So, you think the model for the modern day economies were invented on Wall Street? Or somewhere in London’s venerable financial district? No, in fact, the modern day concepts of stocks, futures markets and financial speculation are based on concepts used by Japanese merchants, in 1698 AD.
As a keen student of Japanese history, I was fascinated to learn that the Dōjima Rice Exchange, located in Osaka, served as the world’s first functional stock market. The rice exchange began in 1698 when it was first given the Shogun’s official seal of approval. Since soldiers, samurai and even the daimyo (feudal lords) were paid in rice, at the time, the rice exchange served as the basic lifeblood of Japan’s financial world and the innovative nature of this financial invention helped to spur Japan’s emerging economy. At its beginnings, it was kind of like a modern-day stock market, based on rice availability, rather than the value of money. Over the years, however, the men of Dōjima innovated even further. They switched to coins, as the central currency for their marketplace, and, eventually, they converted to paper money.
So the modern stock market, which operates based on the value of currencies and the projected value of commodities (like rice) was born. The trading of “futures” (nobemai), which I’ve heard is the most complicated part of stock trading, still serves as the backbone of all modern economies. This complex system of speculation was also invented by the Dōjima merchants, in 1710 — more than 60 years before there was anything like a stock exchange, in Europe.
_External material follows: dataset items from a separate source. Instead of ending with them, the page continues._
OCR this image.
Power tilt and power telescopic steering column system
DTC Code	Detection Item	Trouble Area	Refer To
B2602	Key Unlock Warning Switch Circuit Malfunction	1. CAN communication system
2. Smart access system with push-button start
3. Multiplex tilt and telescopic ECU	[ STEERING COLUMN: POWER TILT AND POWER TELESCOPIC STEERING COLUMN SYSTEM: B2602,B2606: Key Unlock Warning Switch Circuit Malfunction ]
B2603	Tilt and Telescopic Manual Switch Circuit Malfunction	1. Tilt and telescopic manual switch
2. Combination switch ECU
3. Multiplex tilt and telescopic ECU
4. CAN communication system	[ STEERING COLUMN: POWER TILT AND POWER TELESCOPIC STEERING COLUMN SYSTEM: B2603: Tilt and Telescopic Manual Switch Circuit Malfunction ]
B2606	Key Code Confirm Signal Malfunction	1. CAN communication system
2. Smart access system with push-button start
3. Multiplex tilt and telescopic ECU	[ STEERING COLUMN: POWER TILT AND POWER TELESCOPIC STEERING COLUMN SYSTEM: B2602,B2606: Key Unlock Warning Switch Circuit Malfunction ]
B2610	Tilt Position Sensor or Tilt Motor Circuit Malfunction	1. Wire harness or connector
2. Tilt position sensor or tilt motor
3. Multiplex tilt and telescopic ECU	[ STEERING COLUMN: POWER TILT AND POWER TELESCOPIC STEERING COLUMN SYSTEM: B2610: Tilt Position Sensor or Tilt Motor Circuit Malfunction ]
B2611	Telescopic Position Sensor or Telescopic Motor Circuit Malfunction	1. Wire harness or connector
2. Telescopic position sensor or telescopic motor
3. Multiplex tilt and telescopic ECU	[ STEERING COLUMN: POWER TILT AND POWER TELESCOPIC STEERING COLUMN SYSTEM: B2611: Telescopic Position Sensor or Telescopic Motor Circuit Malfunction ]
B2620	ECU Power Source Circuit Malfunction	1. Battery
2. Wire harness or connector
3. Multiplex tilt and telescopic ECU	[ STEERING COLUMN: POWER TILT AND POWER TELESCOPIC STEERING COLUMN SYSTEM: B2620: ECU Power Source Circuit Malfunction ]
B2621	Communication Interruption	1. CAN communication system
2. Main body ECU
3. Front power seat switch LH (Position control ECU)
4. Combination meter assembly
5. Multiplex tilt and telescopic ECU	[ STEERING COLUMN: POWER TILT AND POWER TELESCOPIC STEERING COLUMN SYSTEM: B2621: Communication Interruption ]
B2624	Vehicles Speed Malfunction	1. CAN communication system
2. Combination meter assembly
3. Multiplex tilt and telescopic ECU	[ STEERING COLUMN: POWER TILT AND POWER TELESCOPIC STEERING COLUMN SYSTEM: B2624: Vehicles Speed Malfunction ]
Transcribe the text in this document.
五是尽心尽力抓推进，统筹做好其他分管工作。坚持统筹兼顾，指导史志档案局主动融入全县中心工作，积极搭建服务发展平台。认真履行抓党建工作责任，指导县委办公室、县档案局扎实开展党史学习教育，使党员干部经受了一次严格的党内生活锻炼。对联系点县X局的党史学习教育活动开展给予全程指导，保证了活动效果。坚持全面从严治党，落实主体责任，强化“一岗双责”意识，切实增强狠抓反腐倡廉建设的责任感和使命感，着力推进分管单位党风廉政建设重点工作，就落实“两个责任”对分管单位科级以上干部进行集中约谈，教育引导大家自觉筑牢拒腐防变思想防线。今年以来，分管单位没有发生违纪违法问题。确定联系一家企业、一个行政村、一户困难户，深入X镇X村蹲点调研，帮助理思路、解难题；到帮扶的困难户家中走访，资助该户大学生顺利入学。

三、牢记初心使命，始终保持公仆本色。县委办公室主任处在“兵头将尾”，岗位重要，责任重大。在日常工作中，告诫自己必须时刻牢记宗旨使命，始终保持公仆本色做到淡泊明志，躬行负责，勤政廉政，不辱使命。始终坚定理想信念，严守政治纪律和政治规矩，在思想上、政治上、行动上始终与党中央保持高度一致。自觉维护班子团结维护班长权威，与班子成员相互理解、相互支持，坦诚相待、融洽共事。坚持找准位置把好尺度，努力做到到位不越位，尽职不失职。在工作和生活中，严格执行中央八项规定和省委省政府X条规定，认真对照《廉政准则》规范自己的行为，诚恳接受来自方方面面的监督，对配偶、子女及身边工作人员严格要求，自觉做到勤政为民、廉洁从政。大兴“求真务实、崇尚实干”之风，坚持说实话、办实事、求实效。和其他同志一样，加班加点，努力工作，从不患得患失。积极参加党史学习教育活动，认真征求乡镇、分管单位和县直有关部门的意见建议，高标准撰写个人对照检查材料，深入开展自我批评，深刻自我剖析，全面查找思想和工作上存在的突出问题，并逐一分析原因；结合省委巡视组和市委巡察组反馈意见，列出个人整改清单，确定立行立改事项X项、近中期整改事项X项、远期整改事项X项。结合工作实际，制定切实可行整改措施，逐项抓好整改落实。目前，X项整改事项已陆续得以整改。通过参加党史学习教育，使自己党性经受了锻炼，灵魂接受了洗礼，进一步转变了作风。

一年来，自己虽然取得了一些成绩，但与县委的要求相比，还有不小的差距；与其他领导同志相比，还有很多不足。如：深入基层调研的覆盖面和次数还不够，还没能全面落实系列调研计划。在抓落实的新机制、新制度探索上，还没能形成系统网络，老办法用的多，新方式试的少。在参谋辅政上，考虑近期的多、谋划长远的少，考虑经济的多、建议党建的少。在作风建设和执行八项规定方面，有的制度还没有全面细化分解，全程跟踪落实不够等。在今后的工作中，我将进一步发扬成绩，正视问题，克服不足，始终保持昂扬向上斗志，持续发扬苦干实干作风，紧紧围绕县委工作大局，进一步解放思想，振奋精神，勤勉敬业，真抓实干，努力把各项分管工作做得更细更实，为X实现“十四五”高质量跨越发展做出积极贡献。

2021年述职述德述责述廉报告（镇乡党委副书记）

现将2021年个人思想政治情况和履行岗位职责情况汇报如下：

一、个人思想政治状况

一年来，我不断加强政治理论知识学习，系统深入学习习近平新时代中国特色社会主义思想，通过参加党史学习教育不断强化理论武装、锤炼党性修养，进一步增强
In a way, the Dōjima experiment with stock markets was like a miniature testing ground, converting the country of Japan to what would become the modern way of running an economy. Later, of course, this system was adopted by the entire world. Moreover the systems they built stood the test of time. Not only are these systems still in use today, but the Dōjima Rice Exchange, itself, lasted more than 240 years. It was, in the end, absorbed into the Japanese federal Government Rice Agency, in 1939.